Jonathan Caicedo

Personal information
- Full name: Jonathan Elias Caicedo Valencia
- Date of birth: 25 December 1996 (age 29)
- Place of birth: Esmeraldas, Ecuador
- Position: Winger

Youth career
- 2011–2016: Norte América

Senior career*
- Years: Team / Apps / (Gls)
- 2016–2018: Norte América
- 2018: 9 de Octubre / 5 / (0)
- 2018–2019: Istra 1961 / 6 / (0)

= Jonathan Caicedo (footballer) =

Ecuadorian footballer (born 1996)

Jonathan Elias Caicedo Valencia (born 25 December 1996) is an Ecuadorian footballer who plays as a winger.

==Club career==
Born in Esmeraldas on Christmas 1996, Caicedo joined the youth teams of the third-tier side from Guayaquil, Club Sport Norte América in April 2011. He remained at the club until early May 2018, when he moved to neighboring :es:9 de Octubre Fútbol Club.
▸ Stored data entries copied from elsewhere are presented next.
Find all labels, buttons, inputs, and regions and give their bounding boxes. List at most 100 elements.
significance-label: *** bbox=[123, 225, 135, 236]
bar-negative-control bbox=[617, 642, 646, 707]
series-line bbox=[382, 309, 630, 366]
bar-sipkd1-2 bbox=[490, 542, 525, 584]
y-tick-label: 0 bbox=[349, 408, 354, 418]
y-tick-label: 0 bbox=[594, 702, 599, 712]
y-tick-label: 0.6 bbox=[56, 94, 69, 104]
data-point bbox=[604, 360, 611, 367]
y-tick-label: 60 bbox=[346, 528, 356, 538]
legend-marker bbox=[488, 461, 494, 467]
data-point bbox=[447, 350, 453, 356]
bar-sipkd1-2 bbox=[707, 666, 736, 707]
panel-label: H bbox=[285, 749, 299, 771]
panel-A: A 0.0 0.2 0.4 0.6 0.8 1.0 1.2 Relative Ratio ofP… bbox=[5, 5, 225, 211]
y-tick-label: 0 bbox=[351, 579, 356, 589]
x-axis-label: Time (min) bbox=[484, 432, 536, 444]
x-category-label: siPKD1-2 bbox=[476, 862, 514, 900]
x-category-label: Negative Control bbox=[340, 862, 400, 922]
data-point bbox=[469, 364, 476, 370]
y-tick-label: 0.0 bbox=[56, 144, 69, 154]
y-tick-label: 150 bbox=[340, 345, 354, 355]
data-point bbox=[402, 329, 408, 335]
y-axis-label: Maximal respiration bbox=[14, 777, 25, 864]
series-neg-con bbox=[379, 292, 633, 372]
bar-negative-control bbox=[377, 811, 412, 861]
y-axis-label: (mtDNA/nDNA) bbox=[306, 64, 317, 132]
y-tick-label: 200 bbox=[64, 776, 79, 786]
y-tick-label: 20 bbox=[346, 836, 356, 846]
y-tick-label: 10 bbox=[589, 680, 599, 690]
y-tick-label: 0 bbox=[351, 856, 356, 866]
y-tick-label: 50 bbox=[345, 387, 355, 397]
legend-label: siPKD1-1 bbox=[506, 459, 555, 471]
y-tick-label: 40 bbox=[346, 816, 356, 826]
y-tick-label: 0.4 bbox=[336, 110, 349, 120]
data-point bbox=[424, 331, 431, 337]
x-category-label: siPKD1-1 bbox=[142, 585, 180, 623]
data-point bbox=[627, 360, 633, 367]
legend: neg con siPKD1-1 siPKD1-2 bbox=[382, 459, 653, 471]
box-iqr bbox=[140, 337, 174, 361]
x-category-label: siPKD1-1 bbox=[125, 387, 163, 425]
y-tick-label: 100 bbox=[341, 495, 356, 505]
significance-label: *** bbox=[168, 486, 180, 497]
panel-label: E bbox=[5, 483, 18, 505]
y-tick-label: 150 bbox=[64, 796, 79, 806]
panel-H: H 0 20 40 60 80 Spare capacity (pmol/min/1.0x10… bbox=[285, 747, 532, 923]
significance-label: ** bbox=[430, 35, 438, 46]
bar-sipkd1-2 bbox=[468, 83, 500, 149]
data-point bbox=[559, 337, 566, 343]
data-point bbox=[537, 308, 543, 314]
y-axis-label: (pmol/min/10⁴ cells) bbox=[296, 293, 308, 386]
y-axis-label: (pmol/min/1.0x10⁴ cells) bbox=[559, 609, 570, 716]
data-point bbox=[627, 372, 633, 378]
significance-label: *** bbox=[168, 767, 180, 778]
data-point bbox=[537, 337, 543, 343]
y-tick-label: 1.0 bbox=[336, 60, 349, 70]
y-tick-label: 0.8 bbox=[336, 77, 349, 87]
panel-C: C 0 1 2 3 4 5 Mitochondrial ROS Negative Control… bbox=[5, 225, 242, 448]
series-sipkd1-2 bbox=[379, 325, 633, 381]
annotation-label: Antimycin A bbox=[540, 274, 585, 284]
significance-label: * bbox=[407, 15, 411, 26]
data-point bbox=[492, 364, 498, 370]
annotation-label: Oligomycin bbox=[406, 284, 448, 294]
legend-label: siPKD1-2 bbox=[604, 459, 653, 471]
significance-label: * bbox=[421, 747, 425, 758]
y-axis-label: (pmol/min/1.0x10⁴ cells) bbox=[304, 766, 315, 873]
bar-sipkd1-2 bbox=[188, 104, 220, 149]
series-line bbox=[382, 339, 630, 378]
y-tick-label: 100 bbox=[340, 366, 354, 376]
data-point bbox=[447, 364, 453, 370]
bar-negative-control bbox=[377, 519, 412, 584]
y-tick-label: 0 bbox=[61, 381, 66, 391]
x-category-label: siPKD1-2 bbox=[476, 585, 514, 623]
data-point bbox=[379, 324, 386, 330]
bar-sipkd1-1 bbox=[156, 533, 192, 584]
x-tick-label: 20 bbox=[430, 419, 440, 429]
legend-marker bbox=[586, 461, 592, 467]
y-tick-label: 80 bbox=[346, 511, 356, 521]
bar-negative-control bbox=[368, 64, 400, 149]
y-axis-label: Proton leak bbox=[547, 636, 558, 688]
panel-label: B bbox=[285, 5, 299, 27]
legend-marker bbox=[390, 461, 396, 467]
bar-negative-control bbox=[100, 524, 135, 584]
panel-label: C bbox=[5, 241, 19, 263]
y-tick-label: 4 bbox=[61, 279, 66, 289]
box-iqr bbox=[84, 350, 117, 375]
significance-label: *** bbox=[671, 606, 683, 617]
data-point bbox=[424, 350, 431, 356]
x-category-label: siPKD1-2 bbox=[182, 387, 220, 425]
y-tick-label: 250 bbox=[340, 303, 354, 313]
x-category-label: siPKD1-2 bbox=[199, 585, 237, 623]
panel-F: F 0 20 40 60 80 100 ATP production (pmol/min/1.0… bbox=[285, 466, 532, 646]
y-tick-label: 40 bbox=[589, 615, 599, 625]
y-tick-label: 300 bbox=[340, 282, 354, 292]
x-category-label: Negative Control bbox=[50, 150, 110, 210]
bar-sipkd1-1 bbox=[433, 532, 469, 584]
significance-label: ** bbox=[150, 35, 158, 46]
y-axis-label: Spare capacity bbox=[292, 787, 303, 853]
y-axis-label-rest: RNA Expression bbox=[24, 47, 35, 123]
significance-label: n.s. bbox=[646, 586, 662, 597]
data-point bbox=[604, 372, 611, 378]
In late October 2018, Caicedo joined the top-tier Croatian side NK Istra 1961 on a three-year long contract, becoming the first Ecuadorian ever to feature in Croatian football. He made his league debut in the 1–0 away loss to Lokomotiva Zagreb, on November 3, 2018, having already debuted for the club in the Croatian Football Cup match against Inter Zaprešić on October 30, 2018.